Another building theme presented in Book 4 is the age-old generational conflict found in the battle between tradition and change. This is seen as the Congo throws of the Belgian rule and asserts a new parliamentary government. Similarly, the village of Kilanga begins to solve its disagreements through voting rather than through discussing the issue until most people agree. This leads to a vote on whether Leah may participate in the hunt. The generational aspect of this conflict is highlighted as the elders vote against her participation, but the youth vote for her.

Book 4 continues to demonstrate irony, particularly regarding Ruth May’s death. Ruth May dies in the early morning. Dawn is usually associated with hope and new beginnings, but her life is cut short before the day has even truly started. This irony also foreshadows the prompt death of the Republic of the Congo. The catalyst for this, Prime Minister Lumumba’s death, also happens to occur on the day that Ruth May dies. Another instance of irony is the fact that Ruth May has not been baptized. Reverend Price has been determined to baptize every baby in the Congo, but he has failed to successfully baptize his own child. This failure as a Baptist mirrors his failures as a father and foreshadows his ultimate failures as a missionary.

Ruth May’s death not only serves as the catalyst for change in the story, but also serves the purpose of character development. Each character responds to the loss differently, reflecting their different perspectives on life and setting precedents for how they will behave moving forward. While she is filled with guilt and frustration at the injustice of a child’s death, Leah’s grief allows her to empathize more directly with the plight of their neighbors, who have all lost children to hunger, disease, war, colonization, and even green mambas, just like Ruth May. On the other hand, Adah’s grief is abstract.
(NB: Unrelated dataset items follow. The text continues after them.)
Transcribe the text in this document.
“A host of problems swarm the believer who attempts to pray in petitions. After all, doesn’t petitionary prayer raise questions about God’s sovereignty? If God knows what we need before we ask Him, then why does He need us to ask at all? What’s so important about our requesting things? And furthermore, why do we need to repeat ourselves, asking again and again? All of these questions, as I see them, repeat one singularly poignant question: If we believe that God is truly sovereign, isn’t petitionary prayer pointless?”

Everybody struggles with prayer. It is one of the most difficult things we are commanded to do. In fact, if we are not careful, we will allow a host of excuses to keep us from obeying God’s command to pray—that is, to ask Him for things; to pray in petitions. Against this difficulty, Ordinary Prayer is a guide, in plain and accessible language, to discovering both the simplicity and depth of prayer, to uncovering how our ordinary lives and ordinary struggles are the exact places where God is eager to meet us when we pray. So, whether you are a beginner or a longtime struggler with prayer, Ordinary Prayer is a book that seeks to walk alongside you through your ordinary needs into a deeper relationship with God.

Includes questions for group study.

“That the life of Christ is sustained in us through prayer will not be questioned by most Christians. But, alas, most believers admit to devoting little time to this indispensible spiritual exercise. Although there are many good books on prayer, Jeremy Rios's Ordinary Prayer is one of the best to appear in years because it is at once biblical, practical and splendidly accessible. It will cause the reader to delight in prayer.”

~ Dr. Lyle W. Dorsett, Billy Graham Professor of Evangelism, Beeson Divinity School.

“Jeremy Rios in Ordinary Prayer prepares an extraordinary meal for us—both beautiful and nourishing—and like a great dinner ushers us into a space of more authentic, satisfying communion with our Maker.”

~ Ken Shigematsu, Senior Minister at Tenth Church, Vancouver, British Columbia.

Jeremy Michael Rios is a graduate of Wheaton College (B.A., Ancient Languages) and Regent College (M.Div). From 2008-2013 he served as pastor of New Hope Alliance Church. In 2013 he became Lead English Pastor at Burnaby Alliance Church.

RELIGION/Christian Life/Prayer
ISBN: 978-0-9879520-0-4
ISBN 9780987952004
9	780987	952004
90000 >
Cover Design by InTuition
She seeks comfort in symmetry, Congolese concepts, and familiar poetry. Rachel is shocked, then immediately concerned with how the death will affect her hopes for returning to the United States. She chooses to avoid thinking on the matter further to avoid the discomfort of grief. Reverend Price first exhibits denial that something in such opposition to his wishes could happen, but he soon ignores her death in order to keep his attention on what he considers his mission: baptizing the Congolese children. True to form, Reverend Price is completely unaware of how his actions are received and committed to seeing his doomed strategy through to the end, a sign of what is to come in his future.

Guilt has been a driving force for the story so far. Reverend Price’s survivor’s guilt leads to the radicalization of his religious beliefs and abusive behavior. Leah’s guilt for her part in her sister’s hemiplegia has shaped her character significantly. She also begins to show clear indicators of “white guilt”. Now, Orleanna’s guilt motivates her to finally leave her husband and bring her remaining children home to America. The guilt does not appear to fade, however, as she remains haunted by her complicity in the events which led to Ruth May’s death many years after the fact.
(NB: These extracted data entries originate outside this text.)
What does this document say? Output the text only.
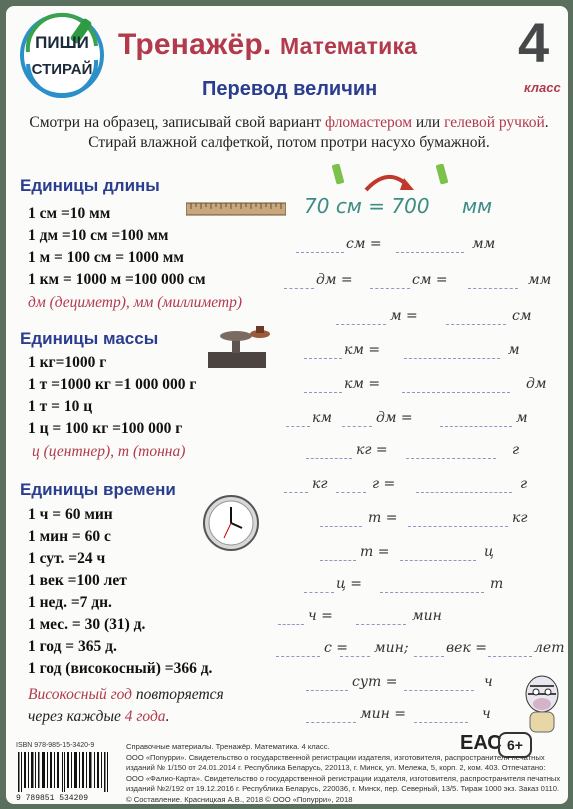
ПИШИ
СТИРАЙ
Тренажёр. Математика 4
класс
Перевод величин
Смотри на образец, записывай свой вариант фломастером или гелевой ручкой. Стирай влажной салфеткой, потом протри насухо бумажной.
Единицы длины
1 см =10 мм
1 дм =10 см =100 мм
1 м = 100 см = 1000 мм
1 км = 1000 м =100 000 см
дм (дециметр), мм (миллиметр)
Единицы массы
1 кг=1000 г
1 т =1000 кг =1 000 000 г
1 т = 10 ц
1 ц = 100 кг =100 000 г
ц (центнер), т (тонна)
Единицы времени
1 ч = 60 мин
1 мин = 60 с
1 сут. =24 ч
1 век =100 лет
1 нед. =7 дн.
1 мес. = 30 (31) д.
1 год = 365 д.
1 год (високосный) =366 д.
Високосный год повторяется
через каждые 4 года.
70 см = 700 мм
см =	мм
дм =	см =	мм
м =	см
км =	м
км =	дм
км	дм =	м
кг =	г
кг	г =	г
т =	кг
т =	ц
ц =	т
ч =	мин
с = мин;	век =	лет
сут =	ч
мин =	ч
ISBN 978-985-15-3420-9
9 789851 534209
Справочные материалы. Тренажёр. Математика. 4 класс.
ООО «Попурри». Свидетельство о государственной регистрации издателя, изготовителя, распространителя печатных изданий № 1/150 от 24.01.2014 г. Республика Беларусь, 220113, г. Минск, ул. Мележа, 5, корп. 2, ком. 403. Отпечатано:
ООО «Фалио-Карта». Свидетельство о государственной регистрации издателя, изготовителя, распространителя печатных изданий №2/192 от 19.12.2016 г. Республика Беларусь, 220036, г. Минск, пер. Северный, 13/5. Тираж 1000 экз. Заказ 0110.
© Составление. Красницкая А.В., 2018 © ООО «Попурри», 2018
ЕАС 6+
So far, the novel has included some elements of a coming-of-age story for the Price daughters. Leah recognized the moment when she found herself resigned to skinning the rabbit as the point at which she became an adult and left childhood behind. For Rachel, the moment which serves as the point of no return is Ruth May’s death. This is because, up until that point, she genuinely believed that she could return to Georgia and have things be as they were when she was younger. Ruth May’s death makes it clear that she can never pretend that she’s the same as she was before she came to Africa because her sister will not return with her.